Riding the raft - another look at The Adventures of Huckleberry Finn

PUBLISHED : Saturday, 07 February, 2015, 10:49pm
UPDATED : Monday, 09 February, 2015, 10:49am

The Adventures of Huckleberry Finn
by Mark Twain
Chatto & Windus

"So in two seconds away we went a-sliding down the river, and it did seem so good to be free again and all by ourselves on the big river, and nobody to bother us."

Mark Twain's classic 1884 novel is a book about rivers. The currents of the mighty tributaries that run through this loose, baggy story - mainly the Mississippi - join the dots of a story that amounts to a chaotic set of incidents.

Huckleberry Finn is kidnapped by his father (the town drunk), fakes his death and goes on the run - or the raft - with Jim, a slave who has made his own bid for liberty from Huck's guardian, Miss Watson. Travelling by water across the American South, the pair encounter drama at every stop. They wear various disguises to evade the law, take up with the "duke and king", a charming and terrifying pair of con men, assume fake identities (one of which is Tom Sawyer's), and eventually return home.

As the opening quote suggests, the Mississippi is a metaphor for freedom. For Huck this means release from the claustrophobic lure of civilised life with Miss Watson and the chaotic violence of his upbringing. For Jim, the river offers a glorious, but perilously fragile hope of freedom: "If we minded our business and didn't talk back and aggravate them, we would pull through and get out of the fog and into the big clear river, which was the free states, and wouldn't have no more trouble."
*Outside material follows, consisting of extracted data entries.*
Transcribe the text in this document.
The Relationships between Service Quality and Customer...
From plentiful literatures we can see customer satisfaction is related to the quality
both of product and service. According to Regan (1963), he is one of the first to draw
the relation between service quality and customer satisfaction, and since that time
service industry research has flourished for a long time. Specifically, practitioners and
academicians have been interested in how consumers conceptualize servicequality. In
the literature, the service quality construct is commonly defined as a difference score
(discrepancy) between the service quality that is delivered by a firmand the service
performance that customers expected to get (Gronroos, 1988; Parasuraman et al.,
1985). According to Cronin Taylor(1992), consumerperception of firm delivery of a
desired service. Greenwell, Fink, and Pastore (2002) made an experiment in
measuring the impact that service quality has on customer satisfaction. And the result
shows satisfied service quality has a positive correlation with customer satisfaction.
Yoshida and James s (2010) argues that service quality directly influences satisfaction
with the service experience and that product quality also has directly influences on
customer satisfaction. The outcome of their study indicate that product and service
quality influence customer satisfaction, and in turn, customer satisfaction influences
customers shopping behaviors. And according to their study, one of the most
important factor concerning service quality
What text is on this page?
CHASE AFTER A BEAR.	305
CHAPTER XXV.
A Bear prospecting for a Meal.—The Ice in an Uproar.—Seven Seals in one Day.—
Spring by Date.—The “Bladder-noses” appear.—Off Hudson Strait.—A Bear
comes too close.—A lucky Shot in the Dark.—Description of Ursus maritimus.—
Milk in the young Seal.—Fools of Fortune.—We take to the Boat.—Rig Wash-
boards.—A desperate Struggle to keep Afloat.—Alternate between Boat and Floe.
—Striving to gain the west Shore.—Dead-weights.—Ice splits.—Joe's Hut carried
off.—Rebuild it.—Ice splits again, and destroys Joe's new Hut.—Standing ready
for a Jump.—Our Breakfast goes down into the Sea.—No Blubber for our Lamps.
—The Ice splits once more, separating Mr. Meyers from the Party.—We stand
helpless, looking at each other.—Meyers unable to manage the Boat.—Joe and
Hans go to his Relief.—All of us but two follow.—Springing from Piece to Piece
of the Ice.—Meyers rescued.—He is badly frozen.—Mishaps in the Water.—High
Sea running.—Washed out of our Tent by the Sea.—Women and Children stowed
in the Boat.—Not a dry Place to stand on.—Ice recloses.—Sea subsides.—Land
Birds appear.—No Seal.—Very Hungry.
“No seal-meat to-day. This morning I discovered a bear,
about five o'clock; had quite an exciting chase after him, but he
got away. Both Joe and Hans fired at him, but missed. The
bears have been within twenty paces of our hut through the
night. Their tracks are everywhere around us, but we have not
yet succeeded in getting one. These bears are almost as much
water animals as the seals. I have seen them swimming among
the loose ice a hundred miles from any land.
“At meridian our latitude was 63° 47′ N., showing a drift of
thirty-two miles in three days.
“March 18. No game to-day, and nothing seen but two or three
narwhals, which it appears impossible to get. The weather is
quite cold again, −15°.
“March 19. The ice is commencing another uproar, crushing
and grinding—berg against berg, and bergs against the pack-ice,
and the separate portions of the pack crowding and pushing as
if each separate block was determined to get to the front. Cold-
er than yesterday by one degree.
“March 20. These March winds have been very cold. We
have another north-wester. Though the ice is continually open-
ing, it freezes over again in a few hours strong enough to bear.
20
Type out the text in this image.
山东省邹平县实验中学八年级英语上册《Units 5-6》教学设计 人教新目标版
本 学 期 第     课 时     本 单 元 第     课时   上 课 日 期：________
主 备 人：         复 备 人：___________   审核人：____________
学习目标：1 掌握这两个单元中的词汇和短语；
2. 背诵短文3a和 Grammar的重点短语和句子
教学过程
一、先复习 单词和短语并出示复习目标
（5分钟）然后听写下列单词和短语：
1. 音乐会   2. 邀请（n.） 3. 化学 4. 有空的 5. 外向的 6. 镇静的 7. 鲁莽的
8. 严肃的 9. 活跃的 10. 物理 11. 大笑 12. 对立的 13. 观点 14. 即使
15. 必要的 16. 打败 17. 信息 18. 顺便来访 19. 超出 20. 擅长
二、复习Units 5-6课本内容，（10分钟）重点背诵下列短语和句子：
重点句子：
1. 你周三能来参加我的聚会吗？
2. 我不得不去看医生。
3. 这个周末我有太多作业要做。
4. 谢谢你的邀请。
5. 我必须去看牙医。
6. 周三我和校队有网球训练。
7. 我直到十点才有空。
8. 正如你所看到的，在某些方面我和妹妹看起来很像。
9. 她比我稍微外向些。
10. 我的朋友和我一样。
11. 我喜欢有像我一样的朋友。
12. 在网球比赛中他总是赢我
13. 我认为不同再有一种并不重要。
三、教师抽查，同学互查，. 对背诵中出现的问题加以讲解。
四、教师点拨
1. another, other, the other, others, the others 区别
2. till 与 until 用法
This language is optimistic indeed. Rivers were also the means for the slave trade as well as the rare escapes from it, as Twain's own prose demonstrates: "Old Miss Watson died two months ago, and she was ashamed she ever was going to sell him down the river, and said so; and she set him free in her will."

Written after the civil war, Twain's novel is nostalgic (Huck and Tom's childhood pleasures) and scathing: the hints of conflicts to come and the racism of the South. This creates some uncomfortable moments for 21st-century readers, as Twain's political fury is undercut by his now outmoded, and offensive terminology, which climaxes in the final chapters where Jim is reduced to a buffoon.

Somehow these polarities suit a river that is lovingly envisioned but never less than treacherous, as Huck's father and several other characters find to their costs. It is apt that the river winds through to the very end. One can imagine it running long after the characters whose lives it propelled.